I have a spacetime in 2-dimensions. x is the position and t is the time.
1) t is in nanoseconds and x in feet, so the straight lines may represent 2 opposite waves that overlap and move with the light's velocity. Is that correct ?
2) What's the meaning to say : we may determine the transformations of this 2d spacetime which preserve straight lines and preserve the speed of light ?
Thanks so much
Compare your setting to the one of Newtonian mechanics, where one works in $\mathbb{R}^4$ with one time and three space coordinates. How can you change your inertial frame of reference? Well, any change should preserve time intervals, spatial distance of simultaneous events and motions of free particles. It turns out that you can translate or rotate your frame of reference, and you can move it by constant velocity. This group of transformations is also known as Galilean transformations.
Now, in special relativity you work within the $2$-dimensional Minkowski space, i.e. $\mathbb{R}^2$ with the "inner product" $(t,x) \cdot (t', x') := -t \cdot t' + x \cdot x'$. In general one would of course use $\mathbb{R}^4$, but let's just ignore that.
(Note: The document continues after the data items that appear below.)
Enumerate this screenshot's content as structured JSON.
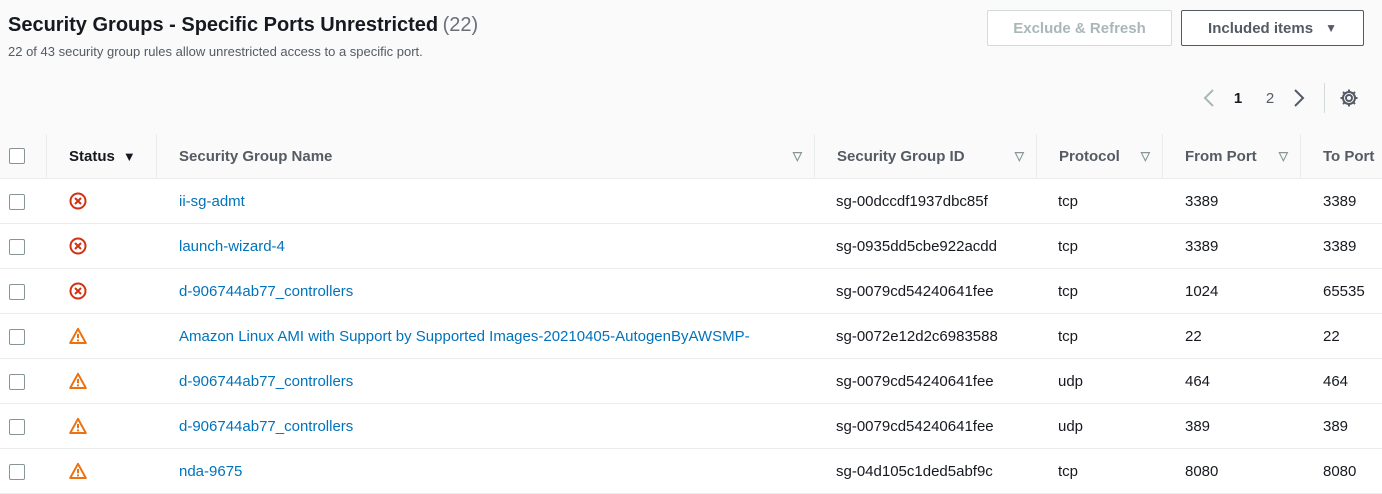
{
  "header": {
    "title": "Security Groups - Specific Ports Unrestricted",
    "count": "(22)",
    "subtitle": "22 of 43 security group rules allow unrestricted access to a specific port."
  },
  "actions": {
    "exclude_refresh": "Exclude & Refresh",
    "included_items": "Included items"
  },
  "pagination": {
    "pages": [
      "1",
      "2"
    ],
    "current": "1"
  },
  "colors": {
    "error": "#d13212",
    "warning": "#ec7211",
    "link": "#0073bb"
  },
  "table": {
    "columns": [
      "Status",
      "Security Group Name",
      "Security Group ID",
      "Protocol",
      "From Port",
      "To Port"
    ],
    "rows": [
      {
        "status": "error",
        "name": "ii-sg-admt",
        "id": "sg-00dccdf1937dbc85f",
        "protocol": "tcp",
        "from": "3389",
        "to": "3389"
      },
      {
        "status": "error",
        "name": "launch-wizard-4",
        "id": "sg-0935dd5cbe922acdd",
        "protocol": "tcp",
        "from": "3389",
        "to": "3389"
      },
      {
        "status": "error",
        "name": "d-906744ab77_controllers",
        "id": "sg-0079cd54240641fee",
        "protocol": "tcp",
        "from": "1024",
        "to": "65535"
      },
      {
        "status": "warning",
        "name": "Amazon Linux AMI with Support by Supported Images-20210405-AutogenByAWSMP-",
        "id": "sg-0072e12d2c6983588",
        "protocol": "tcp",
        "from": "22",
        "to": "22"
      },
      {
        "status": "warning",
        "name": "d-906744ab77_controllers",
        "id": "sg-0079cd54240641fee",
        "protocol": "udp",
        "from": "464",
        "to": "464"
      },
      {
        "status": "warning",
        "name": "d-906744ab77_controllers",
        "id": "sg-0079cd54240641fee",
        "protocol": "udp",
        "from": "389",
        "to": "389"
      },
      {
        "status": "warning",
        "name": "nda-9675",
        "id": "sg-04d105c1ded5abf9c",
        "protocol": "tcp",
        "from": "8080",
        "to": "8080"
      }
    ]
  }
}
Now you do the same thing as in Newtonian mechanics: You think of properties that should stay the same when you change to another inertial frame of reference. You definitely want to preserve the light cone $-t^2 + x^2 = 0$, as this is basically the mathematical analogue of "the speed of light is constant". If you want to determine the group of transformations that preserves the light cone, it turns out that Galilean transformations are not suitable for this, but the Lorentz group (or Poincaré group) is!
A useful reference may be chapter 2.7 of "Peter Szekeres – A Course in Modern Mathematical Physics: Groups, Hilbert Space and Differential Geometry".